Today, too, some people who treat ailments by various unapproved means are called "doctor." And there are people who attend to the spiritual needs of communities and are called "rabbi" by their adherents even if they have not fulfilled the requirements of study and receiving smicha which the title demands.
Time was when we understood that using these titles was a kind of accepted farce. Now we are being brainwashed to accept these unearned titles as legitimate ("Dear President Katsav," Steven M. Cohen and Yossi Klein Halevi, July 5).
DR. LORELL BLASS
Sir, - I was very sad to read of the death of Rabbi Dr. Louis Jacobs, a brilliant man. He would have been chief rabbi of England if he had had a closed mind like the majority of orthodox rabbis.
A great loss to British Judaism ("UK Conservative Judaism leader dies," July 6).
Inequality at the Wall
Sir, - Further to "Ramp leading to Mughrabi Gate to be removed from Wall Plaza" (July 6): If the powers that be truly want women to have a comfortable prayer area at the Western Wall and not be "cramped and crowded," let them move the mehitza divider and make the men's and women's prayer sections the same size, indoors as well as out.

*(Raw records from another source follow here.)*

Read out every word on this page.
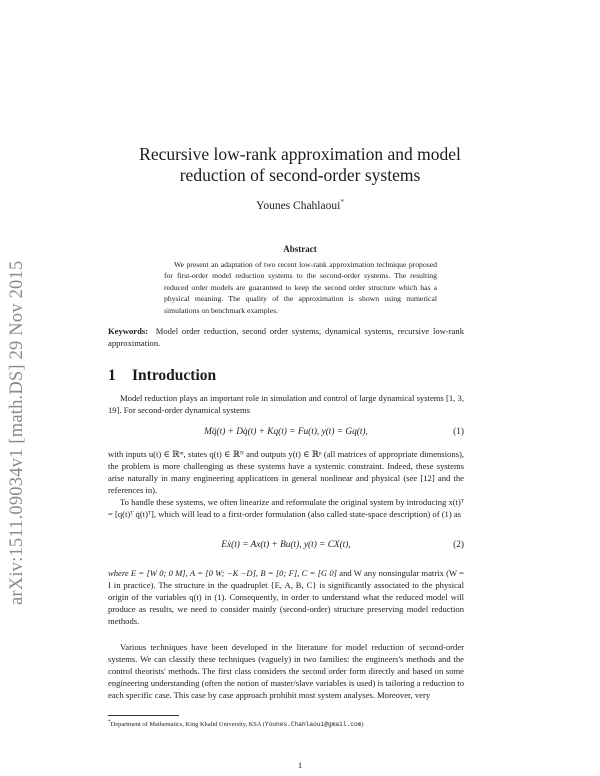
arXiv:1511.09034v1 [math.DS] 29 Nov 2015
Recursive low-rank approximation and model
reduction of second-order systems
Younes Chahlaoui*
Abstract
We present an adaptation of two recent low-rank approximation technique proposed for first-order model reduction systems to the second-order systems. The resulting reduced order models are guaranteed to keep the second order structure which has a physical meaning. The quality of the approximation is shown using numerical simulations on benchmark examples.
Keywords: Model order reduction, second order systems, dynamical systems, recursive low-rank approximation.
1 Introduction

Model reduction plays an important role in simulation and control of large dynamical systems [1, 3, 19]. For second-order dynamical systems

Mq̈(t) + Dq̇(t) + Kq(t) = Fu(t), y(t) = Gq(t),	(1)

with inputs u(t) ∈ ℝᵐ, states q(t) ∈ ℝᴺ and outputs y(t) ∈ ℝᵖ (all matrices of appropriate dimensions), the problem is more challenging as these systems have a systemic constraint. Indeed, these systems arise naturally in many engineering applications in general nonlinear and physical (see [12] and the references in).

To handle these systems, we often linearize and reformulate the original system by introducing x(t)ᵀ = [q(t)ᵀ q̇(t)ᵀ], which will lead to a first-order formulation (also called state-space description) of (1) as

Eẋ(t) = Ax(t) + Bu(t), y(t) = CX(t),	(2)

where E = [W 0; 0 M], A = [0 W; −K −D], B = [0; F], C = [G 0] and W any nonsingular matrix (W = I in practice). The structure in the quadruplet {E, A, B, C} is significantly associated to the physical origin of the variables q(t) in (1). Consequently, in order to understand what the reduced model will produce as results, we need to consider mainly (second-order) structure preserving model reduction methods.

Various techniques have been developed in the literature for model reduction of second-order systems. We can classify these techniques (vaguely) in two families: the engineers's methods and the control theorists' methods. The first class considers the second order form directly and based on some engineering understanding (often the notion of master/slave variables is used) is tailoring a reduction to each specific case. This case by case approach prohibit most system analyses. Moreover, very

*Department of Mathematics, King Khalid University, KSA (Younes.Chahlaoui@gmail.com)
1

Mayor Lupoliansky and Rabbi Rabinowitz: As long as you keep the women's section roughly one-third the size of the men's, your words mean nothing. As long as you reserve nearly all the indoor space for the men - especially during Israel's long, hot summers when the broiling sun turns the Wall into the equivalent of a stone oven - you are endangering lives.
There can be no justification for the current inequity in either Halacha or Israeli civil law.
Why this insult?
Sir, - For more than a decade our Post of American veterans has been proud to present the colors of America and Israel at the annual July 4th Independence Day celebration of the Association of Americans and Canadians in Israel. Each year a request was made to the US Embassy in Israel that the American ambassador, or a suitable representative, be available to receive our colors. In past years the embassy's excuse for the absence of the ambassador was the party hosted in Tel Aviv.
This year AACI chose July 3 for our observance and we felt we could expect the ambassador to attend. We were snubbed and insulted by his absence.
As members of Jerusalem Post 180, Jewish War Veterans of the USA, we have remonstrated with the embassy and pointed out that our membership is in the 80-90 age bracket, but we still are proud to present the American colors.